Question about hyperparameters

VITA-Group / LLaGA

[ICML2024] "LLaGA: Large Language and Graph Assistant", Runjin Chen, Tong Zhao, Ajay Jaiswal, Neil Shah, Zhangyang Wang

Apache License 2.0

81 stars 3 forks source link

Question about hyperparameters #3

Closed hyworrywart closed 8 months ago

hyworrywart commented 8 months ago

Hi,

Thank you for your great work.

Could you please tell me the hyperparameters you use in NC tasks on Cora with LLAGA-ND-7B model and SINGLE FOCUS model type? I try to reproduce the results using default parameters in train.sh but I failed.

I run train.sh by: CUDA_VISIBLE_DEVICES=0 ./scripts/train.sh vicuna nc cora.3 16 1

ChenRunjin commented 8 months ago

This is exactly the hyperparameters we are using, I just run the command for another time, and then run eval by command

CUDA_VISIBLE_DEVICES=0 python eval/eval_pretrain.py --model_path checkpoints/cora.3/llaga-vicuna-7b-simteg-2-10-linear-projector_nc/ --model_base lmsys/vicuna-7b-v1.5-16k --conv_mode v1 --pretrained_embedding_type simteg --use_hop 2 --sample_neighbor_size 10 --template ND --answers_file ./cora_nc.jsonl --dataset cora --task nc

then get the result 0.8948. The result is very close to the 0.8886 in the paper, do you have any problem of getting results in other datasets like pubmed, I want to make sure whether there is some environment issue?

hyworrywart commented 8 months ago

This is exactly the hyperparameters we are using, I just run the command for another time, and then run eval by command

CUDA_VISIBLE_DEVICES=0 python eval/eval_pretrain.py --model_path checkpoints/cora.3/llaga-vicuna-7b-simteg-2-10-linear-projector_nc/ --model_base lmsys/vicuna-7b-v1.5-16k --conv_mode v1 --pretrained_embedding_type simteg --use_hop 2 --sample_neighbor_size 10 --template ND --answers_file ./cora_nc.jsonl --dataset cora --task nc

then get the result 0.8948. The result is very close to the 0.8886 in the paper, do you have any problem of getting results in other datasets like pubmed, I want to make sure whether there is some environment issue?

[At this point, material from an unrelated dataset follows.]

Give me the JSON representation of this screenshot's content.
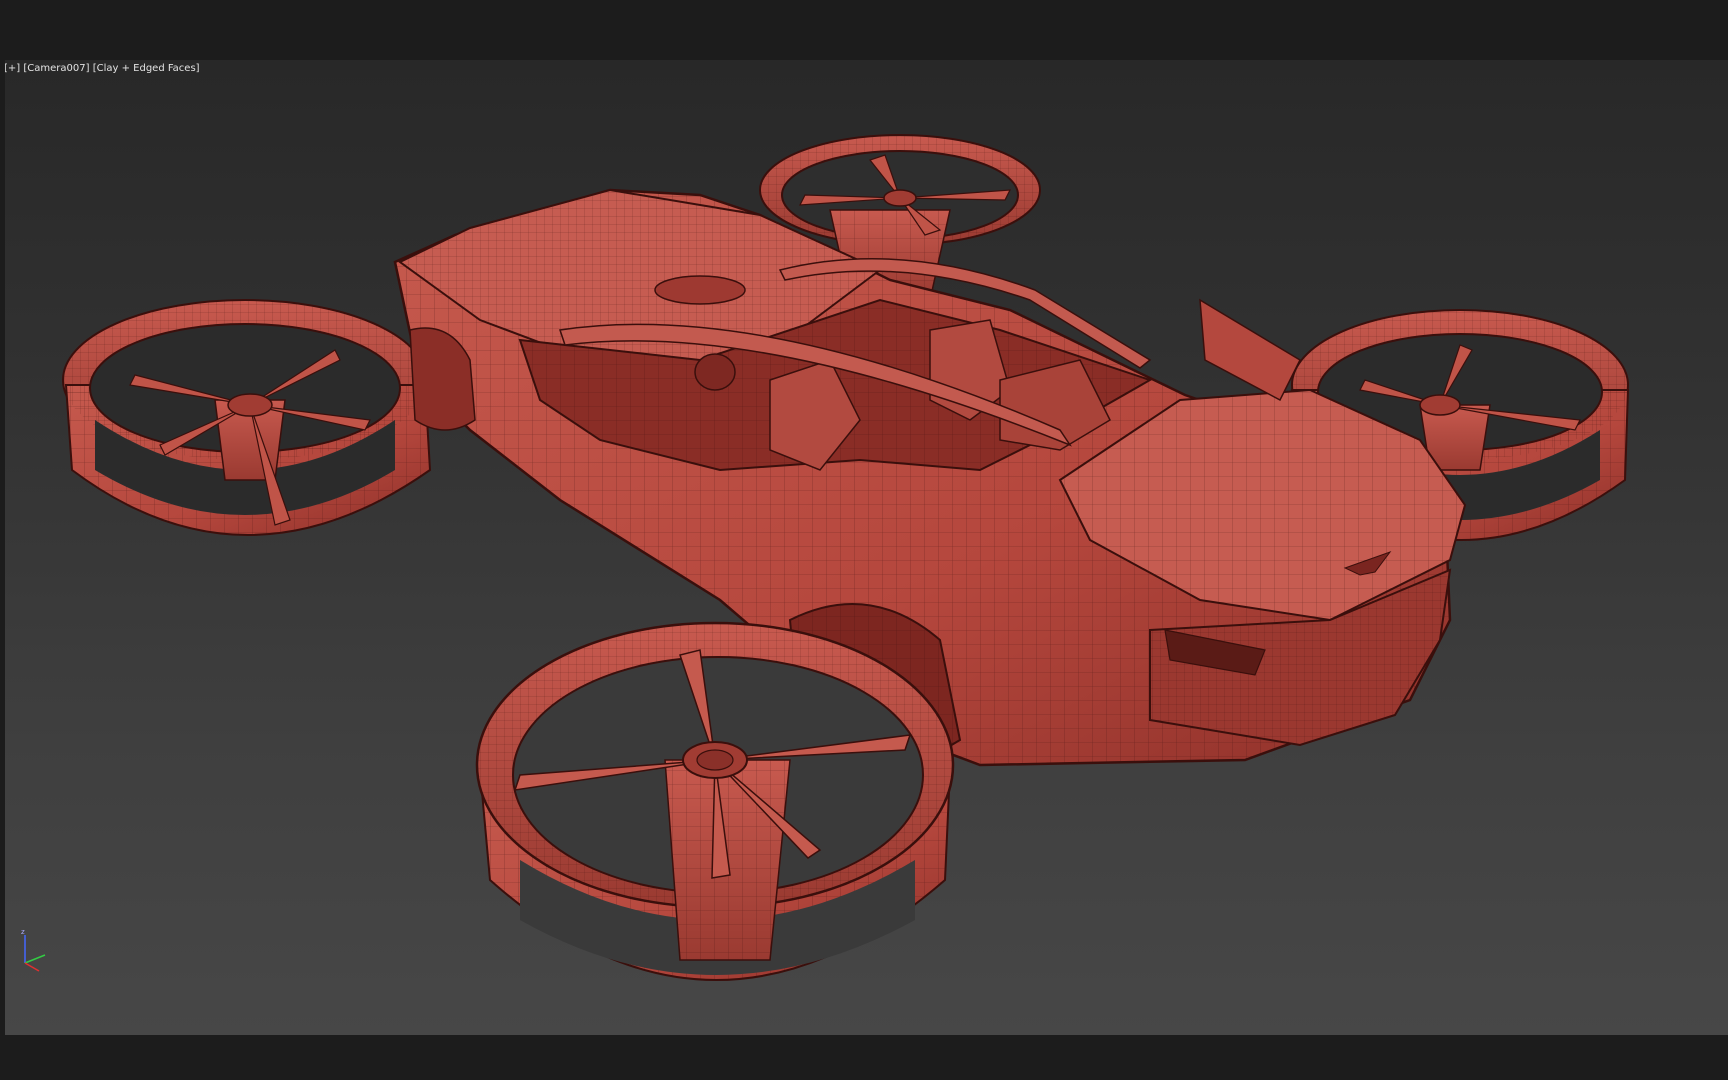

Oh I run eval with conv_mode = 'llaga_llama_2' by mistake. Now my result is close to 0.8886. Thanks for your reply.

AGTSAAA commented 8 months ago

Could you also please tell me the hyperparameters you use in NC tasks on ogbn-arxiv with LLAGA-ND-7B model (SINGLE FOCUS)?

I use ./scripts/train_deepspeed.sh vicuna nc arxiv 4 1, but only get about 74.82

Thanks!

ChenRunjin commented 8 months ago

I trained this setting on single GPU with batch size 16, i.e. CUDA_VISIBLE_DEVICES=0 ./scripts/train.sh vicuna nc arxiv 16 1 I didn't try deepspeed on single focus setting before,maybe you can try to adjust the batchsize per GPU to 8 or 16 like ./scripts/train_deepspeed.sh vicuna nc arxiv 16 1? (I'm also not sure here, I think it may be also related to how many GPUs you are using. In other larger settings, I usually make batch_size per GPU * GPU num =16, I didn't tune the the hyperparameters too much, but I found this hyperparameter can always work.)

AGTSAAA commented 8 months ago

Hi, I utilized CUDA_VISIBLE_DEVICES=0 ./scripts/train.sh vicuna nc arxiv 16 1, but I achieved the following performance

ChenRunjin commented 8 months ago

Hi, it appears that you're utilizing batch evaluation in the naive batch branch. Could you please attempt using batch size 1 evaluation in the master branch? I developed the naive batch branch primarily for efficiency purposes and did not verify its impact on performance.

AGTSAAA commented 8 months ago

I tried the batch size 1 evaluation in the master branch, but still achieved about 74 acc

ChenRunjin commented 8 months ago

I'm not sure about the issue with your setup. because I didn't meet this situation before. From my perspective, I utilized a batch size of 16 and the default lr specified in the script. In the afternoon, I conducted evaluation on the arxiv single focus model using both batch and single evaluation scripts, all achieving an accuracy close to 0.76. Are you using the recommended environment, and do you have any modifications on our code?

I just uploaded my arxiv single focus model to Hugging Face: https://huggingface.co/Runjin/llaga-vicuna-7b-ND-arxiv-nc/tree/main. You can test it by replacing your current model path with the Hugging Face repository name. All our test results can be downloaded through the link I provided in README.